Aslında Cumhurbaşkanlarının uluslararası çevrelerde de görülen itibarsızlığı, Türkiye gibi Kapitalist ve Sosyalist Dünya sulhu için çok büyük stratejik değeri olan bir ülkenin, şahsi çıkarı için her şeyi yapabilecek, esasen hiç benimsemediği laik Cumhuriyet ve milli müktesebat sevgisi, ilgi alanının dışında kaldığı için de dosta, düşmana asla güven vermeyen monarklara bırakılamayacağı gerçeğini onlarında çoktan anladıkları içindir. Demek ki herkes bir an önce aklını başına devşirip tek doğru olan Atatürk çizgisinde ve kurucu anayasamız esaslarında derhal toparlanmak zorundadır. Yoksa Dünya sulhu sonu öngörülemez bir şekilde kontrolden çıkabilir. Yani sadece biz değil bütün Dünya batabilir.

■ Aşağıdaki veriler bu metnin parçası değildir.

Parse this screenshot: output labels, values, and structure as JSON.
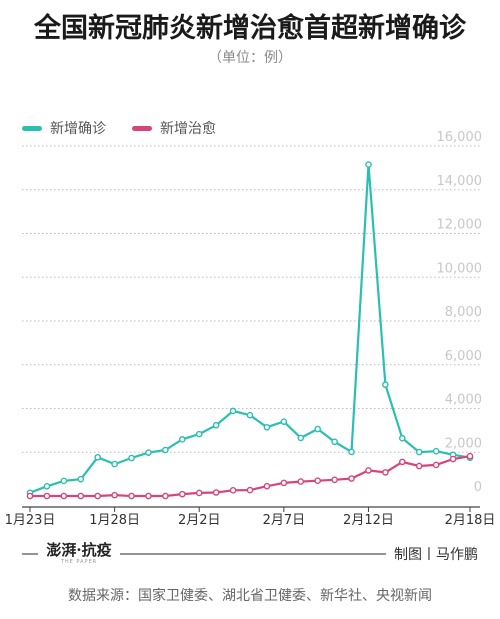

Asla unutulmasın ki bütün Dünyayı dengede tutabilecek olan tek terazi ne sol ne sağ; ama Kemalizm’dir.
Sevgili Atatürk Anadolu veya küçük Asya da denilen kıta parçasının, Doğu ve Batı blokları arasında bir köprü olarak hayati önem taşıdığını en fazla bilenlerdendi. Hele de boğazların Karadeniz’in tek giriş/çıkış noktası olması ve bunun da Montrö antlaşmasıyla evrenselleştirilmesi, bölgenin stratejik önemini çok daha fazla yükseltmektedir. Dolayısıyla da her iki blok, bu toprağın veya Türkiye Cumhuriyeti’nin bölünemez tek parça ve saldırmazlık paktı içinde kalmasına, yani ‘yurtta sulh Cihanda sulh’ ilkesinin korunmasına, önce de kendi güvenlikleri açısından azami özen göstermek zorundadırlar.
Rahmetli
Atatürk de bu gerçeği çok iyi kullanarak Sevr ile bitirilen Osmanlı Devleti’nin üstüne
tarafsız, tam bağımsız
ve laik Türkiye
Cumhuriyetimizi kurabilmişti
esasen. İşte tam da bu nedenle, ülkemizin bölünmezliğini daha da perçinleyen bu
akılcılık, aslında bugün bütün Dünya barışı için hayati önem taşımaktadır. İyi
ki sen vardın başımızda, Rahmetler içinde uyu büyük Başbuğumuz Atatürk!..
Aklın
yolu veya itidalin süjesi: Ana sahilden şimdi uzaklarda olan bizleri, açık
denizlerde boğulmaktan, sadece yeni bir Kuvayı Milli ruh ve ‘Atatürk gibi
düşünmek’ kurtarabilecektir artık. O halde haydi gençler iş başına! Yoksa
hepinize çip takılıp bilgisayarla algı uyandırmak mı gerekiyor? Ki Tavistock projelerine göre de ilerde
bu nasıl olsa yapılacak, bari o zamana kadar hazırlayın kendinizi de en
azından kimlikleriniz kendi bilinçlerinizde kalsın hiç olmazsa…
Serendip Altındal
Özün Kişiliğindir..
Özün Kişiliğinin Aynasıdır (Eski makaleler)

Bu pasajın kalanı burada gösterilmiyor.